Writing it up in long-hand did have some advantages; I could write in the relaxed environment of a holiday apartment in Spain and I could get my thoughts down as fast as my pen-hand could write. The latter, in my opinion, has made the manuscript more like stream-of-consciousness than any of my other novels.
I published The Man Who Recreated Himself and then Infinite Blue Heaven – both typed out on my old Mac – before my friend had struggled through the first half of the novel. God knows how she translated my spider-scrawl into English. I published it, but shortly after this I married. I guess many marriages start with a big clear-out. Mine was no exception – one of the worst atrocities in my view was putting the old Garrard record deck into storage. But even worse was that the manuscript for The Ice Boat Volume II was lost. Fortunately I didn’t know this until my marriage broke down and my wife moved out; I thought it was safely stored in a cupboard. It was only a few years ago that I remembered it and thought, ‘I must type this bastard up somehow.’
I couldn’t find it! It was lost and I had already announced on Amazon that I would publish Volume II in due course. I felt bad. I felt I had let down my readers. There was nothing I could do.
Then, early this year, I employed a cleaner for a few months and she found it buried beneath some books. Praise the Lord! Eureka! I was saved!
What was better was that I sound discovered that I had actually typed up about twenty pages of Volume II years ago. Now I have commenced typing up the rest. I am doing five pages per day and I reckon it will take me about a month. I will publish it in 2014 – possibly in the first half of the year, if I can find the time.
I have an observation to make about the whole episode. Reading something you wrote ten years ago is quite painful. The writing itself is painfully amateur. This leaves me with a dilemna; do I attempt to update it and possibly ruin what is there (and spend a huge amount of valuable time on it) or do I leave it as it is, a kind of historical document. No doubt many will disagree but, for now, I have gone for the latter. If I attempt to change it, I will have to practically rewrite it and I simply don’t have the time. I think it’s better to just get it ‘out there’ for now. If people want to read it, great. If not, that’s fine too. Maybe, one day, I will have the money or time to go back to it and thoroughly update it. For now, it remains as it is.

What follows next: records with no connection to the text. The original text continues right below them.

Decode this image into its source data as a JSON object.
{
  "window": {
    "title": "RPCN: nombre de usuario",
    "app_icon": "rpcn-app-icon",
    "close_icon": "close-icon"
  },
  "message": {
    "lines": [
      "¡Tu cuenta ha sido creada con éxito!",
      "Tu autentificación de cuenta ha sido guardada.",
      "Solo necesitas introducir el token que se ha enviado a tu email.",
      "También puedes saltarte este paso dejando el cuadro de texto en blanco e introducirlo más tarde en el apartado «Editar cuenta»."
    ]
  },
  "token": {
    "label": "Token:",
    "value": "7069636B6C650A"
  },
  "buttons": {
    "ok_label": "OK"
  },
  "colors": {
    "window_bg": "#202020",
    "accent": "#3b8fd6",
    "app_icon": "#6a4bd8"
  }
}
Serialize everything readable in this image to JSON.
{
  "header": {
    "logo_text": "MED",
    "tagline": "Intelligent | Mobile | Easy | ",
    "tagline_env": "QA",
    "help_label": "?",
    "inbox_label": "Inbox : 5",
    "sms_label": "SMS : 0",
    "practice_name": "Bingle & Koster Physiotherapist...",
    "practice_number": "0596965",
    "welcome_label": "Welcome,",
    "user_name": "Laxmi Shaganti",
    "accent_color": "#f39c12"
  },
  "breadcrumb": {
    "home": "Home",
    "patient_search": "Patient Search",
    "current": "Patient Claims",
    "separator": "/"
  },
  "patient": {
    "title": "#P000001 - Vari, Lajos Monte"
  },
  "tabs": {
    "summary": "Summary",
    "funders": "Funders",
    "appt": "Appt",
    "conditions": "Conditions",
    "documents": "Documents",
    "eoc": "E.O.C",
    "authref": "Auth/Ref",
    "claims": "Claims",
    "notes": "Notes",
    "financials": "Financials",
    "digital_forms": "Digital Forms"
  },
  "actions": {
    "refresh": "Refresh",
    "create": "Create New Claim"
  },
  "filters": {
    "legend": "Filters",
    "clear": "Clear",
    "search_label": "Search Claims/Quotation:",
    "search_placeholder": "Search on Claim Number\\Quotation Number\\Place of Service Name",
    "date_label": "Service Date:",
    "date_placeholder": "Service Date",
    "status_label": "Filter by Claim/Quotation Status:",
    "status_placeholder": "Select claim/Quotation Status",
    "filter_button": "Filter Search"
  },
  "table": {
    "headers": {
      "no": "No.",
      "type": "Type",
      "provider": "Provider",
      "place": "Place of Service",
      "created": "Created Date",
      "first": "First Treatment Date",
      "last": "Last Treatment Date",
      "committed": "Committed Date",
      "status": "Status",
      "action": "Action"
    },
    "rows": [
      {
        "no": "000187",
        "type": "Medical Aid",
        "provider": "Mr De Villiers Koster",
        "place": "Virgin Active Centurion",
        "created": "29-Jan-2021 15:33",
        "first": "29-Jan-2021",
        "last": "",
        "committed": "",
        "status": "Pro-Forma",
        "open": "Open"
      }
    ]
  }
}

So what have I learned from all this:
1. Never write in long hand!
2. If you do, don’t use a lined A4 pad bought in the supermarket; it’s too easy to lose!
The blog is quite short this week because I need to spend time interacting with other blogs that I follow. This is something I keep meaning to do but don’t find the time. Infinite Blue Heaven is currently free on Amazon and Eighteen, Blue: (Short Stories: Volume II) will be FREE from 18-22 December so make sure you grab a copy.
I am interested in doing a VBT in January to promote Attack Hitler’s Bunker! so if you have a blog about aircraft, especially vintage aircraft and want some more traffic, get in touch.
Work on my new novel December Radio is going well; I hope to finish it in 2014.
Oh, and in case you’re wondering, this week’s title is a reference to the fact that The Ice Boat is having a tricky birth at best. If you haven’t seen it, Frankenstein: the True Story is the best Frankenstein movie in my opinion.